The Better Way: (This method is essentially the JSON Web Token)#We can use encryption to have a token design that avoids database lookups entirely. Let’s start with the complete process and then we’ll review it in detail:
- Minimize payload data. The payload should only contain minimal information, like user id, timestamps, and possibly other identification codes.
- Serialize the payload.
- Sign the payload. There are different ways to go about this, but it’s typically done with HMAC. (think JSON Web Signature)
- Encrypt payload + signature combo (think JSON Web Encryption)

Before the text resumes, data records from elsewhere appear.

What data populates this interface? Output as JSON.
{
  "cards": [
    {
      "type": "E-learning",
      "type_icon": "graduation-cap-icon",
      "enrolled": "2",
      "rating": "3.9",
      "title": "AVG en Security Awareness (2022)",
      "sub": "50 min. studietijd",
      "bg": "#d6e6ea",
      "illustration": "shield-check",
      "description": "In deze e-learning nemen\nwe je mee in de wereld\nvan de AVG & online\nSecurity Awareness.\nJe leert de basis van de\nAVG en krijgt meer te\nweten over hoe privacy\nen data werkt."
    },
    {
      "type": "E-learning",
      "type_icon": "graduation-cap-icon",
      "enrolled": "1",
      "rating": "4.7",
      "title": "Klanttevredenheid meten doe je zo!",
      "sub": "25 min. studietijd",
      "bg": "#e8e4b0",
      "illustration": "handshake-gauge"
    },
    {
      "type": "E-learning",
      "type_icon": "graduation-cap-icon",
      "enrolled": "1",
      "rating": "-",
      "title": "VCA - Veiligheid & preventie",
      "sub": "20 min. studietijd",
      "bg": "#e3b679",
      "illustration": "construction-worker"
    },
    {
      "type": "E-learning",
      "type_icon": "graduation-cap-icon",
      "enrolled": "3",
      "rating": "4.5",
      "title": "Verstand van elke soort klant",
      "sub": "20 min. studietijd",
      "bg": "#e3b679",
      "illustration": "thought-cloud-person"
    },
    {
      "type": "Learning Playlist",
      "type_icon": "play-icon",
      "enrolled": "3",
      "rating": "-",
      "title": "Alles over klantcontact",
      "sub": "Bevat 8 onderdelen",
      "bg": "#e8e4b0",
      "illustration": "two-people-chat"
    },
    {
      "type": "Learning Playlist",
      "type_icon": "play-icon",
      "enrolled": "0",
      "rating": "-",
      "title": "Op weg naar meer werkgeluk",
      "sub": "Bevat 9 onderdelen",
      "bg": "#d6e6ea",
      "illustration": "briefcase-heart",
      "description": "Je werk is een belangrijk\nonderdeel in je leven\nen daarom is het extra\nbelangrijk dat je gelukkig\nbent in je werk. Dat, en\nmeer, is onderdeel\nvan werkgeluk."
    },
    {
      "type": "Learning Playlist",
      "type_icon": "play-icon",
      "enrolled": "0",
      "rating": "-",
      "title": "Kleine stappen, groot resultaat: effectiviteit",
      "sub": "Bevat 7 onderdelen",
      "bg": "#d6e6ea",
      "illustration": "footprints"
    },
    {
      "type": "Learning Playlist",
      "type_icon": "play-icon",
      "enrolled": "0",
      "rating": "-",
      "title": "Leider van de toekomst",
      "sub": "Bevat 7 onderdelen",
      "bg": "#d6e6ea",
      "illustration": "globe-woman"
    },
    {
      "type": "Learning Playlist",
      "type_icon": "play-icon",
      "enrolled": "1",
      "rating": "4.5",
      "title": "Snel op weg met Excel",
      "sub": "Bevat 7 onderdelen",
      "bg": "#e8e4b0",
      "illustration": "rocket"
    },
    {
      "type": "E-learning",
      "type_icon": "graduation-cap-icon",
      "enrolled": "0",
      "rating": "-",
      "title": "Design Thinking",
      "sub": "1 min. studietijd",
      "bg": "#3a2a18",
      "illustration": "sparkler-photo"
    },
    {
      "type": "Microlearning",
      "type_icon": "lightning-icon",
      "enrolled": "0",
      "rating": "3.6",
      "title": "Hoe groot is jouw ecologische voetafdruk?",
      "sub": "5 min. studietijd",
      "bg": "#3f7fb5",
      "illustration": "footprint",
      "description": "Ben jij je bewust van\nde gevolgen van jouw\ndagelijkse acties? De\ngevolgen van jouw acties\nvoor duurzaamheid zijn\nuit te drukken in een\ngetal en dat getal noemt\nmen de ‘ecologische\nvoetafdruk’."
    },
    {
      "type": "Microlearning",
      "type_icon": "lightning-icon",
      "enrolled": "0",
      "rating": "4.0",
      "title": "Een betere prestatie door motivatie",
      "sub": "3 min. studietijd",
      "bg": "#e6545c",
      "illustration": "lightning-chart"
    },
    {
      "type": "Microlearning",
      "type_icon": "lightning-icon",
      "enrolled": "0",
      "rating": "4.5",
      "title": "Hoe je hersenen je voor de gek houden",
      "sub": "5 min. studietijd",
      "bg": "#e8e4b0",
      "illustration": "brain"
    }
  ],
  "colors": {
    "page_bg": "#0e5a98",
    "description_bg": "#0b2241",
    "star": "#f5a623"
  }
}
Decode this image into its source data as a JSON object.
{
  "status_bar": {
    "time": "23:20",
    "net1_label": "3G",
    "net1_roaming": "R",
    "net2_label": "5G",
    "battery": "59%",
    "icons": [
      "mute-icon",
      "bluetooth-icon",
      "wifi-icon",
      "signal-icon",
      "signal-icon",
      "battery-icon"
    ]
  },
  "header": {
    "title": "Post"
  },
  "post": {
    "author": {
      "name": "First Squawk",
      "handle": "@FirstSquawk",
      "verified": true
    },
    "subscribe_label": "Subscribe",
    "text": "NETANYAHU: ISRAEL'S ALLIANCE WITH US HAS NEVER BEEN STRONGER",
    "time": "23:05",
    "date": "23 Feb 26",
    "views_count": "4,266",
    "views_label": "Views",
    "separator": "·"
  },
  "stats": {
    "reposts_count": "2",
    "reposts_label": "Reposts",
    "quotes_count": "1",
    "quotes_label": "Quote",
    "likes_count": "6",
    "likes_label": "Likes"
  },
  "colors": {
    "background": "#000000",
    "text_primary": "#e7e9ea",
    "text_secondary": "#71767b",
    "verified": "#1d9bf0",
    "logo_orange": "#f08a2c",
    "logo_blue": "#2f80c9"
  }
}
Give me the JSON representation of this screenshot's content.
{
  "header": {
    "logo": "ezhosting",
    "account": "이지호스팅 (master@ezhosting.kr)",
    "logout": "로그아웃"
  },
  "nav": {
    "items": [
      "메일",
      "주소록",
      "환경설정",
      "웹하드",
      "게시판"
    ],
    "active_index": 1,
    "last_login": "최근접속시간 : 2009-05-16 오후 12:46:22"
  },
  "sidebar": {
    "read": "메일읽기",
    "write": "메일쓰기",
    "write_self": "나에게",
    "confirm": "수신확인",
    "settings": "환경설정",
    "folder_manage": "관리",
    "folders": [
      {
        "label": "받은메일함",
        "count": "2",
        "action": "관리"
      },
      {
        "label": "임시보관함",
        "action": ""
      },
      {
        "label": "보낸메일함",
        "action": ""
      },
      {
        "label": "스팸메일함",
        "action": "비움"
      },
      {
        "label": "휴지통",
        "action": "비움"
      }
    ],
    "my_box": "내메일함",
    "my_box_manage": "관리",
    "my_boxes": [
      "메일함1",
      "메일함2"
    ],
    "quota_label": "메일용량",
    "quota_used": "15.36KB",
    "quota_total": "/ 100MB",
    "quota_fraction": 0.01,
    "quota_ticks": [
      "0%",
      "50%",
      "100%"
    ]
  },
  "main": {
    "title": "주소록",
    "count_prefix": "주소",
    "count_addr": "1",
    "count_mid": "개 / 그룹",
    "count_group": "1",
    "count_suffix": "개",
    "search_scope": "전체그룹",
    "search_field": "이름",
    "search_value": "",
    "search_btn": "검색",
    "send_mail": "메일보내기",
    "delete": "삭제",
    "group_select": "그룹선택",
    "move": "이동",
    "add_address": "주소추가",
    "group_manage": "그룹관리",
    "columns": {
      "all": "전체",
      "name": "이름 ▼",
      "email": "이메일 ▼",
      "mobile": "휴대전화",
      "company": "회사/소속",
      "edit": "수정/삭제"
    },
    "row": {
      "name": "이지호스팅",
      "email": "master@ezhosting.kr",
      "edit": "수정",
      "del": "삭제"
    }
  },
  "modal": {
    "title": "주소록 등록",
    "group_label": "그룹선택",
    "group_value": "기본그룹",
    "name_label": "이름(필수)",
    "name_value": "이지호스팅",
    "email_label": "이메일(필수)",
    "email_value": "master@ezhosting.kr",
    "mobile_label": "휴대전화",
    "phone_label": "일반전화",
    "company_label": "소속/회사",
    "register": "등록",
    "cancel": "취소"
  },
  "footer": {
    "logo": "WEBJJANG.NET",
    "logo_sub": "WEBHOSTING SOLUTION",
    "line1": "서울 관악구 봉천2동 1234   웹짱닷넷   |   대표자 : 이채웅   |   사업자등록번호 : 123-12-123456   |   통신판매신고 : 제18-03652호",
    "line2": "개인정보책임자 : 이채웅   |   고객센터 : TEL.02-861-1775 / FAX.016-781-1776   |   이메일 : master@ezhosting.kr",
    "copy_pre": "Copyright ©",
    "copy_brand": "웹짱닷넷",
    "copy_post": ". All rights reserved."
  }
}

- Base64 encode the encryption result
For all this we basically just need a library with a generate token and a parse token methods. There are 3 obvious benefits from this design:
- No database lookups
- No storage requirements for most tokens
- Constant-time token parsing
And there’s only two requirements to be able to parse the tokens correctly:
- Shared encryption and MAC keys between internal services
- Properly implemented crypto libraries
Revocation & Logout#One small issue is that revocation and logout become problematic with this approach. Since we haven’t stored the token anywhere, how do we go about revoking its permission?
To answer that let’s get some details about the data on a typical payload:
- User identification
- ID, name, avatarURL
- Token metadata
- issuedAt, expires, sessionID
A token like this has roughly the following characteristics:
- Around 220 bytes in size
- The payload data is encrypted
- Two secret keys are required to parse or generate the tokens. This protects against both spoofing and data leakage.
Now back to logging out. For most APIs, revocation is more of an edge case rather than a common task. It won’t matter much then that when using this design the revocation process is going to be a bit slower than usual. In brief, we’ll have to use a back-channel (e.g. a message queue) that will inform all our services that a specific token has been revoked. Each service must then store in memory (or in a fast data-store cache like memcache or redis) that the token has been revoked. It’s in fact much easier and faster to store only the revoked tokens rather than storing every single one. This way instead of checking if a token is valid we can just check if a payload has been de-authorized.
- Propagate the de-authorization to nodes through a back-channel
- Wait for propagation to finish before responding